Chiang Mai is one of the best places in Thailand to got trekking or learn cooking or go on a massage course, so with that in mind we booked a few things. Our first major outing was a one day trek where we got to ride elephants, visit a local village, a waterfall and go bamboo rafting. This was great, we started the day by driving about an hour out of the city to an elephant camp. (Can I please just mention that earlier in the morning Mike had decided not to bring the peanuts that he'd bought as a snack incase 'the movies' were true, and the elephants would attack him for them! Ha Ha!) So anyway, there were four couples on our trek and each couple had an elephant and mahout (elephant driver man) and we went for an hour trample through the jungle. This was great until we realised that our heads were at the same height as all the branches of the trees and that all the leaves had loads of red ants crawling on them. After much ducking and diving and a few whimpers from me about webs and stuff we got used to our heffalumps and appreciated how greedy they actually were - literally stopping every couple of metres to devour another branch!
After our ride on the gentle giants we drove to a local hilltribe village - this particluar tribe was known as 'white karen' (note that there are also big ear karen and long neck karen) - so called because girls must wear white as a sign of virginity until they marry and then they wear another colour. Here we could see the way they lived - not much luxury at all, just very simple wooden huts built off the ground in case of flooding.
From here we walked down to a waterfall where we were told we might be able to swim - no chance though as the rain had been really heavy and the river was flowing too fast. So then our guide Lewis told us we had about a 5 minute walk to get to another village before we had lunch. This did in fact turn out to be about a half hour trek through the jungle, jumping acoss streams and shuffling along narrow ledges hoping not to fall into the river below - all good fun of course. And even more so because of the interesting hats our guide had produced for us at the beginning of the trek! (look at the photos of 'umbrella head!)
After lunch it was time for bamboo rafting. A long narrow raft of about 8 bamboo logs strung together, four people on each and a 'navigator' at the front. With only a lifejacket and no warnings as to what to do if we fell in or how to hold on we were whisked away on the not so stagnant river. This was actually great fun, except that Mike got his thumb trapped between two of the logs and I was at the back so as our captain steered the front away from any obstacle rock and trees I got a faceful of branch. Luckily I had discovered that my lifejacket could act as a sort of turtle shell so I kept poking my head in and out of that to avoid dismemberment!
So after surviving our trek we went for something a bit less physical - a cooking class!

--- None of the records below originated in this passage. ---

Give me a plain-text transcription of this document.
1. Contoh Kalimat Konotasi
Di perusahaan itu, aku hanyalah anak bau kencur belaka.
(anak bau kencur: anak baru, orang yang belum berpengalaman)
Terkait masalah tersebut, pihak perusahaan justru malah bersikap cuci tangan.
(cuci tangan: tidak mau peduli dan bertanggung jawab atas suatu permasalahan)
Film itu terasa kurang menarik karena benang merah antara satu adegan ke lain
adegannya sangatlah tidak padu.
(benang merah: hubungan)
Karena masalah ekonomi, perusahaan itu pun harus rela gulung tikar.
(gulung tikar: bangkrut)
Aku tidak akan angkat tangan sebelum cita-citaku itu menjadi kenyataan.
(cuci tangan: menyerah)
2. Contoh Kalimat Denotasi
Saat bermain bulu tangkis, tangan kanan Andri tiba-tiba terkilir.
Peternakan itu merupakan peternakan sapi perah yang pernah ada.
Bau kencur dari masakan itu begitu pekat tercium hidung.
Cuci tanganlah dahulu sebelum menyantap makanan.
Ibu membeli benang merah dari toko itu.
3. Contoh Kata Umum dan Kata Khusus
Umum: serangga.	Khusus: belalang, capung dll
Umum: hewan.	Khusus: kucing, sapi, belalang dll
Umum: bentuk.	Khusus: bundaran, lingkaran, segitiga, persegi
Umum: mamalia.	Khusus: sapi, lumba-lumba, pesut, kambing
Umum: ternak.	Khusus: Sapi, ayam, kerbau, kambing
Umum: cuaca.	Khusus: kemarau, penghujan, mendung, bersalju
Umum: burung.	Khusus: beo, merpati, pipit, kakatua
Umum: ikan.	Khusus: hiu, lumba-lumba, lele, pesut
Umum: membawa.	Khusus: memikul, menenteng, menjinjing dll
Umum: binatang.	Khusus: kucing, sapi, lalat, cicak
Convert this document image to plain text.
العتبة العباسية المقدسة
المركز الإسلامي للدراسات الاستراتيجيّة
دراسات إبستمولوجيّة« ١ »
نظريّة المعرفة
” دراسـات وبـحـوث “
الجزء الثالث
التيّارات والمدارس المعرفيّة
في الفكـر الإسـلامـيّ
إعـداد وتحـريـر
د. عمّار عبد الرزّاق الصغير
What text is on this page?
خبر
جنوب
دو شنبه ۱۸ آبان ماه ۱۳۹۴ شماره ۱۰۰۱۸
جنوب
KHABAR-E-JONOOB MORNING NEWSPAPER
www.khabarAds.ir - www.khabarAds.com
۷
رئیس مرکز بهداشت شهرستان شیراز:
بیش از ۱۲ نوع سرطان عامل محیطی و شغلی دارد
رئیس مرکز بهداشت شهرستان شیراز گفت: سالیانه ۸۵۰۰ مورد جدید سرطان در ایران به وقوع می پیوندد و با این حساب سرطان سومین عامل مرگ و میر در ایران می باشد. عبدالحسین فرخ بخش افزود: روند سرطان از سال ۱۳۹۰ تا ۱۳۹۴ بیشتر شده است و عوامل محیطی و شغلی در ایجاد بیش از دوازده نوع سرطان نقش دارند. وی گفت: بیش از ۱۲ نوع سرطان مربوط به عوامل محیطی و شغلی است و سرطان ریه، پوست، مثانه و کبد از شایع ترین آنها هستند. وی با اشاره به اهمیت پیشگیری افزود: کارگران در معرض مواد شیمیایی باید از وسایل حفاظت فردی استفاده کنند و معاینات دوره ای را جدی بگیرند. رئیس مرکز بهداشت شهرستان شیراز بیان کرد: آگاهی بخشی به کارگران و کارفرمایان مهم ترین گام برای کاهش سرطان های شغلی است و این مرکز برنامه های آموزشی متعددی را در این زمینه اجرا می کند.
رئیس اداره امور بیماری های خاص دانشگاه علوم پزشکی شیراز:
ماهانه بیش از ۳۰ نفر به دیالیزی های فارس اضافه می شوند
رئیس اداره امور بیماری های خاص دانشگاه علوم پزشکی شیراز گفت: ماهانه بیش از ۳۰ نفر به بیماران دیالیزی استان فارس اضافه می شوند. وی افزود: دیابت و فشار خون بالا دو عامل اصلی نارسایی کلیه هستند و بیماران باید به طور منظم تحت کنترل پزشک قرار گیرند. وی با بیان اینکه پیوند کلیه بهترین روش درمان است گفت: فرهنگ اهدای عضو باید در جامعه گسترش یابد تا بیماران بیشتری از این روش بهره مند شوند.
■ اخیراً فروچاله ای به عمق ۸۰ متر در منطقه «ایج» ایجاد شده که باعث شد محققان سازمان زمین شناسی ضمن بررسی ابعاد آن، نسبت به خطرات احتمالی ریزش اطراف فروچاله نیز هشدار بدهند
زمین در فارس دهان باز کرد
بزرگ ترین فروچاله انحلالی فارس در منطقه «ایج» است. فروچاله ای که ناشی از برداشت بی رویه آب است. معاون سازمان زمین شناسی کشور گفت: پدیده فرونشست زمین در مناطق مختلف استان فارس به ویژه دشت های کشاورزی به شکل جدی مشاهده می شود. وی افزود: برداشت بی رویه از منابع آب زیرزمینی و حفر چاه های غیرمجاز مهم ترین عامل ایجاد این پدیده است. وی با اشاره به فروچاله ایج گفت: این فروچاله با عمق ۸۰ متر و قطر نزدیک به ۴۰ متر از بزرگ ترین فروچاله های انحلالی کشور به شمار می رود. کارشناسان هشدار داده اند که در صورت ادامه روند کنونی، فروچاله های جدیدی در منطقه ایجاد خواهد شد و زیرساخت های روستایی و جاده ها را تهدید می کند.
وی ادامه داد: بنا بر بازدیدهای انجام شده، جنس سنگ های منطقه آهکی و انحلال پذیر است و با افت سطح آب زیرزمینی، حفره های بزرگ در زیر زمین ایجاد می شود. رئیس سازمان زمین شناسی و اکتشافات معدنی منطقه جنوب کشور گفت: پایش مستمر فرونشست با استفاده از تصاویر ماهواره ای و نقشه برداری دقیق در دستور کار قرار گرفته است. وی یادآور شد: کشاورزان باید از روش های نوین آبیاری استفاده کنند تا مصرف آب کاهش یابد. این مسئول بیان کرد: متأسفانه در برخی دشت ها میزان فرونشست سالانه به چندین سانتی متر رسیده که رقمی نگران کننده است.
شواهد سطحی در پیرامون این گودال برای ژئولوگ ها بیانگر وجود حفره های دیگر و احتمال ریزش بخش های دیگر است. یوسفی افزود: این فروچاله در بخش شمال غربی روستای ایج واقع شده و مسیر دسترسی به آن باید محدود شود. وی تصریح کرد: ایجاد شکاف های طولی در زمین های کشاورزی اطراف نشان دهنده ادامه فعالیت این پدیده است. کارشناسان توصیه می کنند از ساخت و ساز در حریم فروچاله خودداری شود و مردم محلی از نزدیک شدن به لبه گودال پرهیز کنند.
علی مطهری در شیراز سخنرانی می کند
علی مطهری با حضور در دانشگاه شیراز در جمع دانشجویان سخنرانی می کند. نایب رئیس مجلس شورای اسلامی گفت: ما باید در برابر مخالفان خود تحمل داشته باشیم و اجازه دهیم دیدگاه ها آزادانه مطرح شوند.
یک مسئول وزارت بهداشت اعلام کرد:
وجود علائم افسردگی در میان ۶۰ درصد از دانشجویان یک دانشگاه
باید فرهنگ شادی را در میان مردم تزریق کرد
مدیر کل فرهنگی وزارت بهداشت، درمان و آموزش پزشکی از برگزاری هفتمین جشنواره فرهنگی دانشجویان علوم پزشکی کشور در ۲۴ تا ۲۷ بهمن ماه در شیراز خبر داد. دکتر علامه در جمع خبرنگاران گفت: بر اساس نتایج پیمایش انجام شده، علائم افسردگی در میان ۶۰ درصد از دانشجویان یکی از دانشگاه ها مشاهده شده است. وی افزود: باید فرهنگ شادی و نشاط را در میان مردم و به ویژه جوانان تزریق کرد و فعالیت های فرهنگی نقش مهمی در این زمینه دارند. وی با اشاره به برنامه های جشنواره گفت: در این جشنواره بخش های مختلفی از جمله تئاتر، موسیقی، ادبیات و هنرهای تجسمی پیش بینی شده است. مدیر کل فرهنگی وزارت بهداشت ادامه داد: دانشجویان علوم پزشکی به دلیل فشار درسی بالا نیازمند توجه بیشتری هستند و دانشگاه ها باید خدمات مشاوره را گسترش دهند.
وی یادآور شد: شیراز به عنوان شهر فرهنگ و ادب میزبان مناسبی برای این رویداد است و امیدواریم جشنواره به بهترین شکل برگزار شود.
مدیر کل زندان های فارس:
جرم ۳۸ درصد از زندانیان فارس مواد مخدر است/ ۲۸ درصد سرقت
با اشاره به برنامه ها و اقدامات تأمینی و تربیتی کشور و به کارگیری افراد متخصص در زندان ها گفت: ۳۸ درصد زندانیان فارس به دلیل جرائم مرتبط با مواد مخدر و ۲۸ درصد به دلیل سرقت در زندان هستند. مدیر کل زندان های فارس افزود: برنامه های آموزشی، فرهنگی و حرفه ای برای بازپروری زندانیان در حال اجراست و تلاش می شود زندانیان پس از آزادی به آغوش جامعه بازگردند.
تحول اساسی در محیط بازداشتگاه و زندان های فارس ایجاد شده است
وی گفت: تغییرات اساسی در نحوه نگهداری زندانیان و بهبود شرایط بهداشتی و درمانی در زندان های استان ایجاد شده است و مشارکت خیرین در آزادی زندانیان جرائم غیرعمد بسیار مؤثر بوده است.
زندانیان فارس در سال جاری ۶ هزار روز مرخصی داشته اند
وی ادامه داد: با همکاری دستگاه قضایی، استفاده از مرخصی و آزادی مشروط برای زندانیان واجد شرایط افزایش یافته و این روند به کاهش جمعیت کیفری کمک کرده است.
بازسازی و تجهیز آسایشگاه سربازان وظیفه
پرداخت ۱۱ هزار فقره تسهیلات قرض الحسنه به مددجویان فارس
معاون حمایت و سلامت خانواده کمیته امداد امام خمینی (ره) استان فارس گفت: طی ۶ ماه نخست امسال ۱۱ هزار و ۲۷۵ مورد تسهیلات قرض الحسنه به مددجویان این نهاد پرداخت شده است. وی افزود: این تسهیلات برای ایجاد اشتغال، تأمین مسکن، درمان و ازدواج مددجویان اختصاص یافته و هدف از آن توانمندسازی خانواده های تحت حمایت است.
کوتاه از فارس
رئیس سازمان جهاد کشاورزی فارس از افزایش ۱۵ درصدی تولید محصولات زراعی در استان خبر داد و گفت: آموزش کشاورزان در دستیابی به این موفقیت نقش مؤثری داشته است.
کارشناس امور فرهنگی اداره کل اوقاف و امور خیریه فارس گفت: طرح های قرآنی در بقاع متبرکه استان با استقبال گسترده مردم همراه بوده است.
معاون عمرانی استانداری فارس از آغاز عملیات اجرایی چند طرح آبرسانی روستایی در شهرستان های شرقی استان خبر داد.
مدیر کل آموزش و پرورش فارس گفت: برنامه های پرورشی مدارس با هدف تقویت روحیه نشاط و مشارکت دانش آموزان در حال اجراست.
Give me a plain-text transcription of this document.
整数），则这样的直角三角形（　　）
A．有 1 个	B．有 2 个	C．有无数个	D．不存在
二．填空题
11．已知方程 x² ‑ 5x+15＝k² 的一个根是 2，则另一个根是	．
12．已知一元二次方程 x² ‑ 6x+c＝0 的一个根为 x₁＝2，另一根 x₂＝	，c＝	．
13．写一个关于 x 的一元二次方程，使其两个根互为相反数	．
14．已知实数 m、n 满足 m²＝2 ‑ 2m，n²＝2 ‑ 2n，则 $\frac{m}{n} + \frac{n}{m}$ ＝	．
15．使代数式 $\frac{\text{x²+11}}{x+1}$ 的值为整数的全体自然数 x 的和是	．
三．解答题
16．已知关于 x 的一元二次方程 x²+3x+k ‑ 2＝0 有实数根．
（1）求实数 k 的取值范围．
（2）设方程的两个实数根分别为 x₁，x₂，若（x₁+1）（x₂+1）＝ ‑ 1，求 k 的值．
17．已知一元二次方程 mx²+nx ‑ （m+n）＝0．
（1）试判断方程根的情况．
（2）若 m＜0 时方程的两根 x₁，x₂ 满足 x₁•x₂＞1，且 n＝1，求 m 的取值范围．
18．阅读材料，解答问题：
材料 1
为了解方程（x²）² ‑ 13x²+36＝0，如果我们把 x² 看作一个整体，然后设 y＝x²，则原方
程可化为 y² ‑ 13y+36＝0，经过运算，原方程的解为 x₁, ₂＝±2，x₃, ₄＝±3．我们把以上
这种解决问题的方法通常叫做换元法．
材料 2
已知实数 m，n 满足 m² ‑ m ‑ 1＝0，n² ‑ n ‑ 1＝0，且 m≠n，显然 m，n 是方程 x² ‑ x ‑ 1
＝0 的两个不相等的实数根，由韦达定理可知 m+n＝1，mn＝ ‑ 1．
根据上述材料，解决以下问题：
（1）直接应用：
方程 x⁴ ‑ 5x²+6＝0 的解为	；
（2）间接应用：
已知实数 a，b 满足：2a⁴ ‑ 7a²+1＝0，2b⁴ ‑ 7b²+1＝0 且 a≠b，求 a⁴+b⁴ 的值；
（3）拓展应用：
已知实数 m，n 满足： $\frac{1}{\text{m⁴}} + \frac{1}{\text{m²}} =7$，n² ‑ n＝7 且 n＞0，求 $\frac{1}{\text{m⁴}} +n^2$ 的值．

This was with a Thai and International TV chef who teaches from his home just outside Chiang Mai. He started by taking a classroom lesson and introducing us to all the different types of ingredients most commonly used in Thai cooking, how to store them and what we could substitute for them at home. The he showed us how to make the first dish and we copied then ate it. This went for the next five dishes, needless to say everyone was a bit fat by the end of the day. We got a free recipe booklet and were both surprised how quickly all the dishes actually take to make once everything is prepared, green chicken curry is less than 5 minutes.
In the evening we decided to relax a bit and went to 'The Olde Bell' to watch England V Samoa.
Then the next day we went on a batik painting course today! Got picked up by our very friendly teacher Ann and taken to her house to learn the art of Batik. Had a great day and fabulous lunch, it was really relaxing sitting and painting and listening to music. And at the end of the day we got to take our artwork home with us yay! So tomorrow we fly to Luang Prabang in Laos and will write another blog from there!